Northwestern Illinois is the southern tip of the Driftless Region, land bypassed by the last glaciers, which crushed everything in its receding path. This created the rich, flat farmlands where I reside. My old legislative district reached up to Mt. Carroll and Savanna, from whence the land rolls and pitches northward through Galena along Old Man River into Wisconsin and Minnesota. Stunning.

There are many other gems hidden in plain sight in Illinois. In 1830, plans were initiated to build a canal from the Illinois River to the Mississippi at the Quad-Cities. By the time this 70-mile canal was finished in 1905 or so, it was obsolete, surpassed by the Iron Horse. Several decades ago, the canal became a property of the state Department of Natural Resources. Now there is an unbroken path for walkers 70 miles across, with 30 miles of a feeder canal from Sterling-Rock Falls. The canal is filled with water (unusual for abandoned canals, I’m told), which offers excellent fishing.

There are some delightful canal segments that I walk, near Wyanet and Tiskilwa in Bureau County. Last winter, I walked right under—right under—12 bald eagles that were roosting, if that’s what you call it, in two stately trees along the canal.  Grudgingly, they lifted off, six-foot wingspans flapping majestically, circling round me before settling in trees down the canal. Breathtaking.

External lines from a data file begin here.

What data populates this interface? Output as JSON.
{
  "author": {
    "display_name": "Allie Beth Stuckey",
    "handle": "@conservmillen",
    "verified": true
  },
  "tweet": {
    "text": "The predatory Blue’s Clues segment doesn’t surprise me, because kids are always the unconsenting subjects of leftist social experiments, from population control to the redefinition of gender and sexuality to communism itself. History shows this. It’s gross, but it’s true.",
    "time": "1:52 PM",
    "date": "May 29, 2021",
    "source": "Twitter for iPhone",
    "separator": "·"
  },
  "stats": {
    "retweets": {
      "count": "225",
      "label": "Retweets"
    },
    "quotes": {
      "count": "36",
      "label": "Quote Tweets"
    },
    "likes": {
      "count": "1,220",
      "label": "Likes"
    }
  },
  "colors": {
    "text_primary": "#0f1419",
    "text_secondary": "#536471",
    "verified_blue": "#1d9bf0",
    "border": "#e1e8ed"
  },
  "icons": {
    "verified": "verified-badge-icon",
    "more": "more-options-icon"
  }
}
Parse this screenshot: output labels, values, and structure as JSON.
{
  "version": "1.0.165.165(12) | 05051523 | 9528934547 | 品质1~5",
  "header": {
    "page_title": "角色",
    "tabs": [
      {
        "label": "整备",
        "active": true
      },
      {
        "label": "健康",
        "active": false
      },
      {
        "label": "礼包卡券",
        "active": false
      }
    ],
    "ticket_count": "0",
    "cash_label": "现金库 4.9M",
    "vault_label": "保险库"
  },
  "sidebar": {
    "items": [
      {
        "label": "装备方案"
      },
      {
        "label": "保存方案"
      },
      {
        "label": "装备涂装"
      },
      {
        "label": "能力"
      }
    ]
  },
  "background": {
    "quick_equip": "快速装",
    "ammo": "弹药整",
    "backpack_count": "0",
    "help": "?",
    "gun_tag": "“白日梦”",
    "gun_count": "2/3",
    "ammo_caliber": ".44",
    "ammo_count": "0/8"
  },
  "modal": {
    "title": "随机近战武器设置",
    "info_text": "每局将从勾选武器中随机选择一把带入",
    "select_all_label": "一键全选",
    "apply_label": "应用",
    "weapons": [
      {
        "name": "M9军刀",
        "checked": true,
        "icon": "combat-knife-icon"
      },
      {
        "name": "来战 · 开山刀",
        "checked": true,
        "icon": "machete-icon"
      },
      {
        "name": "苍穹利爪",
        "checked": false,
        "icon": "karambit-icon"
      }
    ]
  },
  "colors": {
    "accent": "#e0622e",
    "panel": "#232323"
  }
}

A long pencil-thin park like the canal probably wouldn’t make the cut for a national park, yet the Gateway Arch did; impressive as it is, I don’t think of the Arch as a park.

I wax on about the Hennepin Canal to note for readers that Illinois has many largely undiscovered sites of great natural beauty. I also do so because I need to fill some space here in my column, as I have said my piece in fewer words than typical, which I’m sure you appreciate.